I’m looking for ways to compute the diagonal of a model’s parameter Hessian with regard to the model’s input loss efficiently, ideally with `torch.func`

and its `vmap`

capabilities.

Due to memory constraints, I want to avoid computing the full Hessian and instead opt for an implementation using a Hessian vector product.

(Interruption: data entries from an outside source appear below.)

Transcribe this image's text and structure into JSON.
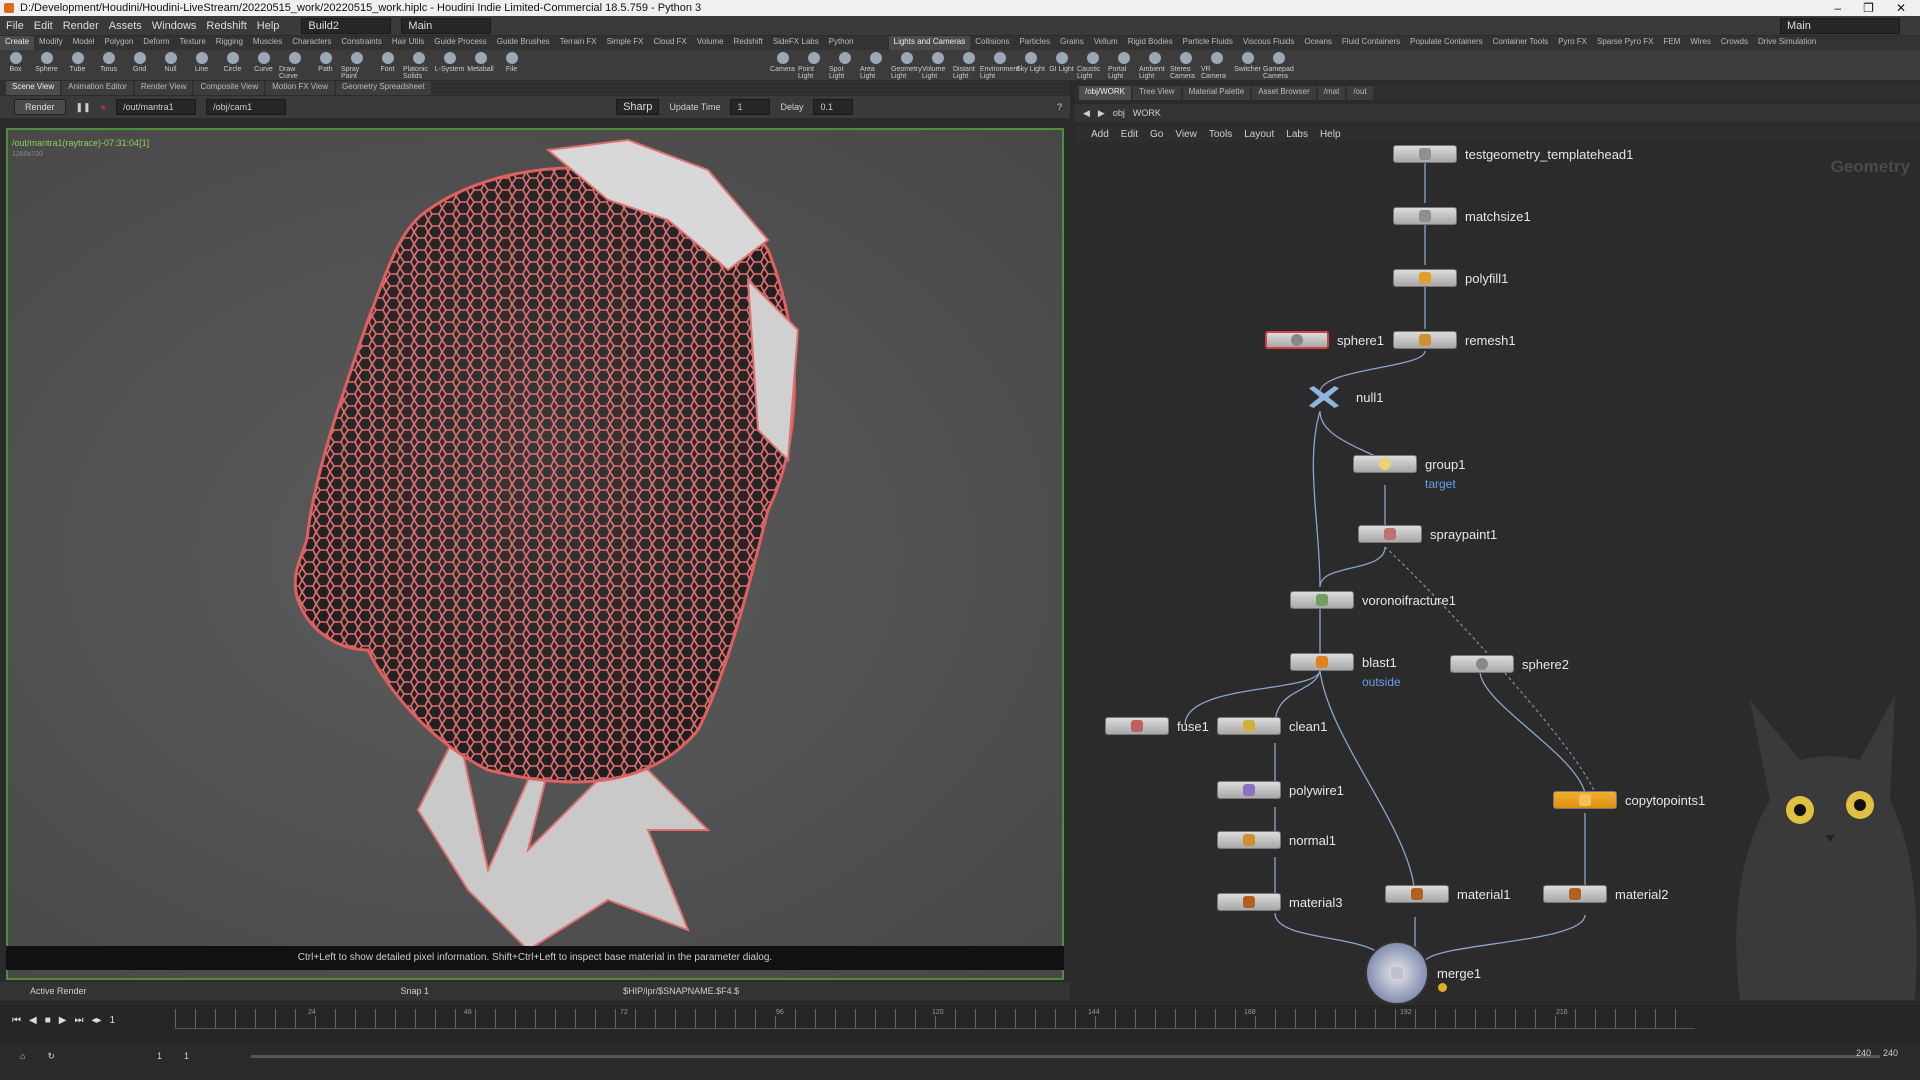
{
  "title": "D:/Development/Houdini/Houdini-LiveStream/20220515_work/20220515_work.hiplc - Houdini Indie Limited-Commercial 18.5.759 - Python 3",
  "menu": [
    "File",
    "Edit",
    "Render",
    "Assets",
    "Windows",
    "Redshift",
    "Help"
  ],
  "desktop": "Build2",
  "main_dd": "Main",
  "main_dd_right": "Main",
  "shelf_tabs_left": [
    "Create",
    "Modify",
    "Model",
    "Polygon",
    "Deform",
    "Texture",
    "Rigging",
    "Muscles",
    "Characters",
    "Constraints",
    "Hair Utils",
    "Guide Process",
    "Guide Brushes",
    "Terrain FX",
    "Simple FX",
    "Cloud FX",
    "Volume",
    "Redshift",
    "SideFX Labs",
    "Python"
  ],
  "shelf_tabs_right": [
    "Lights and Cameras",
    "Collisions",
    "Particles",
    "Grains",
    "Vellum",
    "Rigid Bodies",
    "Particle Fluids",
    "Viscous Fluids",
    "Oceans",
    "Fluid Containers",
    "Populate Containers",
    "Container Tools",
    "Pyro FX",
    "Sparse Pyro FX",
    "FEM",
    "Wires",
    "Crowds",
    "Drive Simulation"
  ],
  "tools_left": [
    "Box",
    "Sphere",
    "Tube",
    "Torus",
    "Grid",
    "Null",
    "Line",
    "Circle",
    "Curve",
    "Draw Curve",
    "Path",
    "Spray Paint",
    "Font",
    "Platonic Solids",
    "L-System",
    "Metaball",
    "File"
  ],
  "tools_right": [
    "Camera",
    "Point Light",
    "Spot Light",
    "Area Light",
    "Geometry Light",
    "Volume Light",
    "Distant Light",
    "Environment Light",
    "Sky Light",
    "GI Light",
    "Caustic Light",
    "Portal Light",
    "Ambient Light",
    "Stereo Camera",
    "VR Camera",
    "Switcher",
    "Gamepad Camera"
  ],
  "pane_tabs_left": [
    "Scene View",
    "Animation Editor",
    "Render View",
    "Composite View",
    "Motion FX View",
    "Geometry Spreadsheet"
  ],
  "pane_tabs_right": [
    "/obj/WORK",
    "Tree View",
    "Material Palette",
    "Asset Browser",
    "/mat",
    "/out"
  ],
  "viewport": {
    "render_btn": "Render",
    "out_path": "/out/mantra1",
    "cam_path": "/obj/cam1",
    "sharp": "Sharp",
    "update_time_label": "Update Time",
    "update_time": "1",
    "delay_label": "Delay",
    "delay": "0.1",
    "render_info": "/out/mantra1(raytrace)-07:31:04[1]",
    "res": "1280x720",
    "hint": "Ctrl+Left to show detailed pixel information. Shift+Ctrl+Left to inspect base material in the parameter dialog.",
    "active_render": "Active Render",
    "snap": "Snap 1",
    "ipr_path": "$HIP/ipr/$SNAPNAME.$F4.$"
  },
  "network": {
    "path_obj": "obj",
    "path_work": "WORK",
    "menu": [
      "Add",
      "Edit",
      "Go",
      "View",
      "Tools",
      "Layout",
      "Labs",
      "Help"
    ],
    "context": "Geometry",
    "nodes": {
      "testgeo": "testgeometry_templatehead1",
      "matchsize": "matchsize1",
      "polyfill": "polyfill1",
      "sphere1": "sphere1",
      "remesh": "remesh1",
      "null": "null1",
      "group": "group1",
      "group_comment": "target",
      "spraypaint": "spraypaint1",
      "voronoi": "voronoifracture1",
      "blast": "blast1",
      "blast_comment": "outside",
      "sphere2": "sphere2",
      "fuse": "fuse1",
      "clean": "clean1",
      "polywire": "polywire1",
      "normal": "normal1",
      "material3": "material3",
      "material1": "material1",
      "material2": "material2",
      "copytopoints": "copytopoints1",
      "merge": "merge1"
    }
  },
  "timeline": {
    "frame": "1",
    "ticks": [
      "24",
      "48",
      "72",
      "96",
      "120",
      "144",
      "168",
      "192",
      "216"
    ],
    "start": "1",
    "start2": "1",
    "end": "240",
    "end2": "240"
  },
  "colors": {
    "selected": "#d04040",
    "orange": "#f0a020",
    "comment": "#6aa0e8",
    "green_border": "#4f8f3a"
  }
}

So far, I’ve been able to correctly compute the diagonal values, but the computation is incredibly slow. Any ideas how to make this computationally faster?

```
import torch
def f(model, params, input, target):
predictions = torch.func.functional_call(model, params, (input,))
return torch.nn.functional.cross_entropy(predictions, target)
def hvp(f, model, params, input, target, v):
return torch.func.grad(
lambda params: torch.dot(
torch.cat(
[
p.flatten()
for p in torch.func.grad(f, argnums=1)(
model, params, input, target
).values()
]
),
v,
)
)(params)
model = torch.nn.Linear(2, 2)
params = dict(model.named_parameters())
x = torch.randn(2)
y = torch.tensor(1)
num_params = sum(p.numel() for p in params.values())
hessian_diag = None
for p_i in range(num_params):
v = torch.zeros(num_params)
v[p_i] = 1
hvp_dict = hvp(f, model, params, x, y, v)
hessian_diag = (
torch.cat(
[
hessian_diag,
torch.cat([hvp_dict[param].flatten() for param in hvp_dict])[
p_i
].unsqueeze(0),
],
dim=0,
)
if hessian_diag is not None
else torch.cat([hvp_dict[param].flatten() for param in hvp_dict])[
p_i
].unsqueeze(0)
)
```

I tried to vectorise the computation of the dot product with no luck. That would definitely speed up the computation, however, I’m open to completely different ideas for this as well.